Canadian E Commerce Legislation
In an attempt to resolve the legal uncertainties that surround many aspects of electronic commerce, the Uniform Electronic Commerce Act (Canada) was developed by the Uniform Law Conference of Canada (“ULCC”) and, in September of 1999, the ULCC recommended it for adoption by provincial legislatures. The Uniform Electronic Commerce Act was modeled on the United Nations Model Law on Electronic Commerce.
Uniform Electronic Commerce Act
The Uniform Electronic Commerce Act attempts to expand some of the basic rules of law to cover documentation and transactions that exist or occur in electronic form. As the UN’s Model Law on Electronic Commerce served as a platform for the Uniform Electronic Commerce Act. the Uniform Electronic Commerce Act has served as its own platform for corresponding provincial legislation. As a result, electronic commerce legislation in Canada is similar in each province and territory, with the exception of Quebec’s An Act to Establish a Legal Framework for Information Technology. which is considerably different than the Uniform Electronic Commerce Act.

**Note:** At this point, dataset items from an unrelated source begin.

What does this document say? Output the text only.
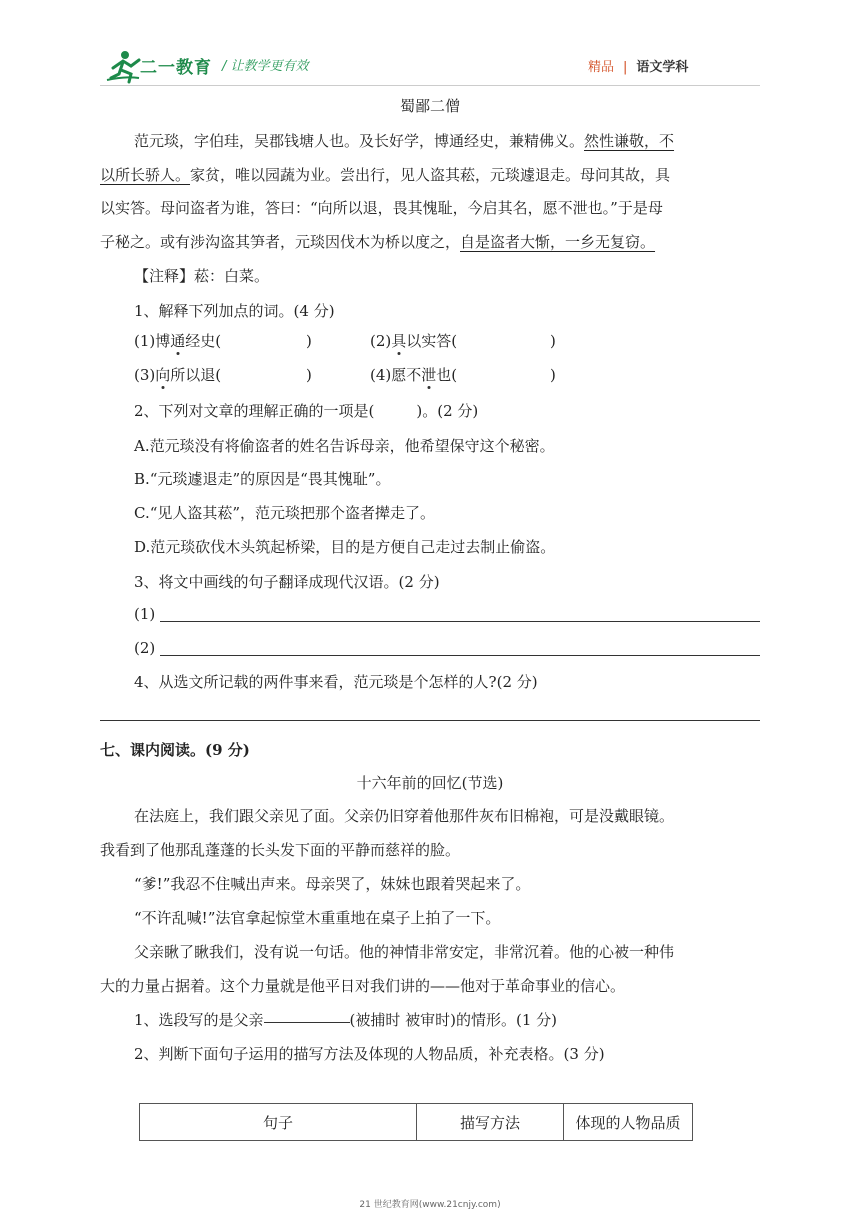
二一教育 / 让教学更有效	精品 | 语文学科
蜀鄙二僧
范元琰，字伯珪，吴郡钱塘人也。及长好学，博通经史，兼精佛义。然性谦敬，不
以所长骄人。家贫，唯以园蔬为业。尝出行，见人盗其菘，元琰遽退走。母问其故，具
以实答。母问盗者为谁，答曰：“向所以退，畏其愧耻，今启其名，愿不泄也。”于是母
子秘之。或有涉沟盗其笋者，元琰因伐木为桥以度之，自是盗者大惭，一乡无复窃。
【注释】菘：白菜。
1、解释下列加点的词。(4 分)
(1)博通经史(	)	(2)具以实答(	)
(3)向所以退(	)	(4)愿不泄也(	)
2、下列对文章的理解正确的一项是(	)。(2 分)
A.范元琰没有将偷盗者的姓名告诉母亲，他希望保守这个秘密。
B.“元琰遽退走”的原因是“畏其愧耻”。
C.“见人盗其菘”，范元琰把那个盗者撵走了。
D.范元琰砍伐木头筑起桥梁，目的是方便自己走过去制止偷盗。
3、将文中画线的句子翻译成现代汉语。(2 分)
(1)
(2)
4、从选文所记载的两件事来看，范元琰是个怎样的人?(2 分)
七、课内阅读。(9 分)
十六年前的回忆(节选)
在法庭上，我们跟父亲见了面。父亲仍旧穿着他那件灰布旧棉袍，可是没戴眼镜。
我看到了他那乱蓬蓬的长头发下面的平静而慈祥的脸。
“爹!”我忍不住喊出声来。母亲哭了，妹妹也跟着哭起来了。
“不许乱喊!”法官拿起惊堂木重重地在桌子上拍了一下。
父亲瞅了瞅我们，没有说一句话。他的神情非常安定，非常沉着。他的心被一种伟
大的力量占据着。这个力量就是他平日对我们讲的——他对于革命事业的信心。
1、选段写的是父亲	(被捕时 被审时)的情形。(1 分)
2、判断下面句子运用的描写方法及体现的人物品质，补充表格。(3 分)
句子	描写方法	体现的人物品质
21 世纪教育网(www.21cnjy.com)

Central Features of E-Commerce Legislation
A central feature of the e-commerce legislation in Canada is the principle of “Electronic Equivalence”. E-commerce legislation aims to provide both businesses and consumers with peace of mind that on-line transactions and contracts will be as legally enforceable as ordinary paper based equivalents, provided that specific requirements are met.
- A FUNCTIONAL EQUIVALENCY RULES
The e-commerce legislation establishes several rules that provide the means by which electronic information and documentation will be considered functionally equivalent to their respective paper counterparts:
- i. Legal recognition of electronic information and documents: information or documents, including contracts, are not invalid or unenforceable by virtue of their being in an electronic format.
- ii. Legal requirement that information or documents are in writing: if the document or information is in electronic format, this legal requirement will be satisfied so long as that information or document is accessible so as to be usable for subsequent reference. In addition, where information is required to be provided to another person in writing, it must be capable of being retained by that other person.
- iii. Legal requirement to provide information or document in specified non-electronic form: this requirement will be satisfied when the information in electronic form is accessible, capable of being retained by the recipient and organized in the same or substantially the same form as its paper-part. Essentially, the display of the information should be recognizable as being the form required by law.
- iv. Legal requirement to provide original documents: if there is a reliable assurance as to the integrity of the information (complete and unaltered) contained in the document, and that the information is accessible and capable of being retained by the person for whom the document was intended, an electronic document will satisfy this requirement.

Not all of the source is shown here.